New Rules on Taxation of Deferred Compensation
By Scott Dondershine, CPA, Esq.
The purpose of this Client Alert is to advise friends, colleagues and clients of some of the substantial changes caused by newly-enacted Section 409A of the Internal Revenue Code of 1986. The Client Alert provides general guidance only and should not be relied upon for legal advice.
In general, the new section applies to amounts that are deferred or become vested pursuant to certain non-qualified deferred compensation plans on or after January 1, 2005. Compensation deferred prior to January 1, 2005 is still subject to the new rules unless by January 1, 2005 the employee had (1) a legally binding right to be paid the amount deferred and (2) the right to the amount is earned and vested.
The new rules apply to a variety of plans (even if just for one person) that provide for the deferral of compensation. Examples of common plans that are generally subject to the new rules include certain compensation arrangements providing for the payment of amounts more than 2 ½ months following the later of the company’s or the employee’s first fiscal year end in which the compensation is no longer forfeitable, e.g., bonus and severance payment plans. Certain restricted stock plans, stock appreciation right plans (“SARs”) and phantom stock plans are also covered under the new rules.
Finally, non-statutory stock option plans are covered under the new rules unless the exercise price of the option may never be less than 100% of the fair market value of the underlying stock on the date of grant. Incentive stock option plans and employee stock purchase plans are generally not subject to the new rules. Such plans are taxable instead under other Internal Revenue Code sections.
Under the laws in effect prior to Section 409A, service providers (employees, directors and consultants) generally were not taxed until receipt of the compensation being deferred, vesting of restricted stock (except if a special election to be taxed earlier was made) or exercise of non-statutory stock options. For instance, an employee generally would not be taxed until receipt of cash pursuant to a phantom stock plan or other plan that deferred the receipt of compensation. An employee receiving non-statutory stock options in a closely-held business would not be taxed on the value of the options (even if the exercise price was less than the value of the stock on the date of grant) until exercise. Upon exercise, an employee would be taxed on the difference between the fair market value of the stock at the time of exercise and the exercise price.
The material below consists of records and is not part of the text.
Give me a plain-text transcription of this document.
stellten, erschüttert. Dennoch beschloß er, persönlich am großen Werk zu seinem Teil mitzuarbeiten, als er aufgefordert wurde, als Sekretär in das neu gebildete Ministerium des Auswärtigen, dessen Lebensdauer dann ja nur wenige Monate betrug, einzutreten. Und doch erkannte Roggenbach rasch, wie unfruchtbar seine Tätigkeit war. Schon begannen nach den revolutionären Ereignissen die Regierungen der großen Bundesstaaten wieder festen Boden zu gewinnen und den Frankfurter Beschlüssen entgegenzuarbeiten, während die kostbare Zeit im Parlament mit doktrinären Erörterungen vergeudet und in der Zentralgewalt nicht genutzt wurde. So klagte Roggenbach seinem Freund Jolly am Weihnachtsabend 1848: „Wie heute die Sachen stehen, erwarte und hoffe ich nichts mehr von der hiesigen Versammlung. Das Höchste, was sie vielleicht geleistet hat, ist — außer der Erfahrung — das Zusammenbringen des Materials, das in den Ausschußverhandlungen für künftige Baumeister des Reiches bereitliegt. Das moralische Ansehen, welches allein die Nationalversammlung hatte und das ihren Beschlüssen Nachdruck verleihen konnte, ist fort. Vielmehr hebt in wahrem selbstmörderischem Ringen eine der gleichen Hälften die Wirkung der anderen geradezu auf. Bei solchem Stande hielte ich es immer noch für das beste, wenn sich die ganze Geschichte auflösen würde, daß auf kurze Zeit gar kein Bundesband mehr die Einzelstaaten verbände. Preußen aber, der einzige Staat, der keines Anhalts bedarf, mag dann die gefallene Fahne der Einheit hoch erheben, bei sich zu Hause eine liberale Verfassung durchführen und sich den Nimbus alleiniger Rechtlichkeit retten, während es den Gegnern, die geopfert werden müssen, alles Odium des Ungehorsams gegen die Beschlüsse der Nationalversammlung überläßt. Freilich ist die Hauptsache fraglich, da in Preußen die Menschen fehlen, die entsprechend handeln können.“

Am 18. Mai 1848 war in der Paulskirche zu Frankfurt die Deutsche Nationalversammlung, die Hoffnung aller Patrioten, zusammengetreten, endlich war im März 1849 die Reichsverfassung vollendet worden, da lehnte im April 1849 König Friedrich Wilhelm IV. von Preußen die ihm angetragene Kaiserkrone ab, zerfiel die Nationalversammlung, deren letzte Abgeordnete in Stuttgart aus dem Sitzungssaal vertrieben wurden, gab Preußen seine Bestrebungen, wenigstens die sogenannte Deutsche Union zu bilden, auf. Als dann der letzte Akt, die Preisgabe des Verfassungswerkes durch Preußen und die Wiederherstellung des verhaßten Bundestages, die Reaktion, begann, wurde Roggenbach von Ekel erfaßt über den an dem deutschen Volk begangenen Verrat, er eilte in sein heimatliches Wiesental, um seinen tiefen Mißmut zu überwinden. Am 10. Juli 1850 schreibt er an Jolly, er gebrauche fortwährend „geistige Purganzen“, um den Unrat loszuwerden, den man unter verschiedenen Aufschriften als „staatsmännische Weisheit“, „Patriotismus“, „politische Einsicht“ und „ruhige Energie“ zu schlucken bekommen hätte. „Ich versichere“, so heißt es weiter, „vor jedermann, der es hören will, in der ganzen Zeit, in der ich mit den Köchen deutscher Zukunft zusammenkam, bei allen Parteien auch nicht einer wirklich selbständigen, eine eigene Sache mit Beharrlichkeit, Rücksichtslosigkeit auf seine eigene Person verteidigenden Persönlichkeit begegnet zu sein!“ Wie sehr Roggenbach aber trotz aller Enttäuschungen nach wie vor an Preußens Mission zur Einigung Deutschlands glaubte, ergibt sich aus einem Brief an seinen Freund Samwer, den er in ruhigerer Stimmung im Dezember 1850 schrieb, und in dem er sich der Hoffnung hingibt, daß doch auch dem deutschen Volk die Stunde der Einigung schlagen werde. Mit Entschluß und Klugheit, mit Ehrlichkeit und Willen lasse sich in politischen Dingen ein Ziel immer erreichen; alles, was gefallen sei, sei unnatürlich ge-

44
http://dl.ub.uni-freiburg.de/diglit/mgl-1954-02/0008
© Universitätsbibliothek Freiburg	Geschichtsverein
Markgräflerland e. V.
Under the new rules, plans not structured to avoid the adverse implications of Section 409A in the manner discussed below do not provide for the deferral of taxation. For plans subject to and failing the tests imposed by Section 409A, taxation occurs when a participant vests in the right to receive the deferred compensation which may occur well before the participant actually receives the income. For instance, a participant receiving non-statutory stock options generally would be taxed when he or she vests in the right to exercise the options and not when he or she exercises the options. Participants who have earned the right to receive deferred compensation would be taxed upon earning said compensation rather than upon receipt of the same.
In the event that an amount previously deferred and not recognized as income is taxable under the new rules, then the amount is currently taxable with interest on any amount that should have been previously taxed. An additional income tax of 20% of the compensation is also assessed, effectively acting as a penalty.
Fortunately, many plans can be structured or amended to avoid the provisions of the new section requiring current taxation. Pursuant to the new rules, amounts deferred under a plan subject to the new rules that are not subject to a “substantial risk of forfeiture” must be included in the employee’s income unless the plan meets certain requirements. A substantial risk of forfeiture is present if (1) entitlement to the amount deferred is conditioned on the performance of substantial future services or the occurrence of another condition related to a purpose of the compensation and (2) the possibility of forfeiture is substantial.
In order to avoid the immediate inclusion of deferred income, a plan must: (1) allow distributions no earlier than when a participant separates from service, becomes disabled or dies, at a time specified in the plan, or when there is a “change of control” event or unforeseen emergency; (2) not allow acceleration of the time or schedule of payment of benefits (with certain exceptions); and (3) must comply with certain rules limiting the elections available under the plan.
Many plans previously adopted will require revision in order to avoid current taxation of amounts previously thought to be deferred. The new law provides that existing plans must be operated in good faith compliance with the new rules during 2005 and must be amended prior to the end of 2005 in order to comply with the rules and to preserve any intended deferral. We strongly recommend that, if you or anybody you know has any plan providing for a deferral of income, including the plans discussed in this Client Alert, you contact your corporate counsel immediately in order to determine if revision is needed. The law firm of David, Brody & Dondershine, LLP can also provide assistance, if desired.
IRS Circular 230 Disclosure: To ensure compliance with requirements imposed by the IRS, we inform you that any U.S. federal tax advice contained in this client alert is not intended or written to be used, for the purpose of (i) avoiding penalties under the Internal Revenue Code or (ii) promoting, marketing or recommending to another party any transaction or matter that is contained in this client alert.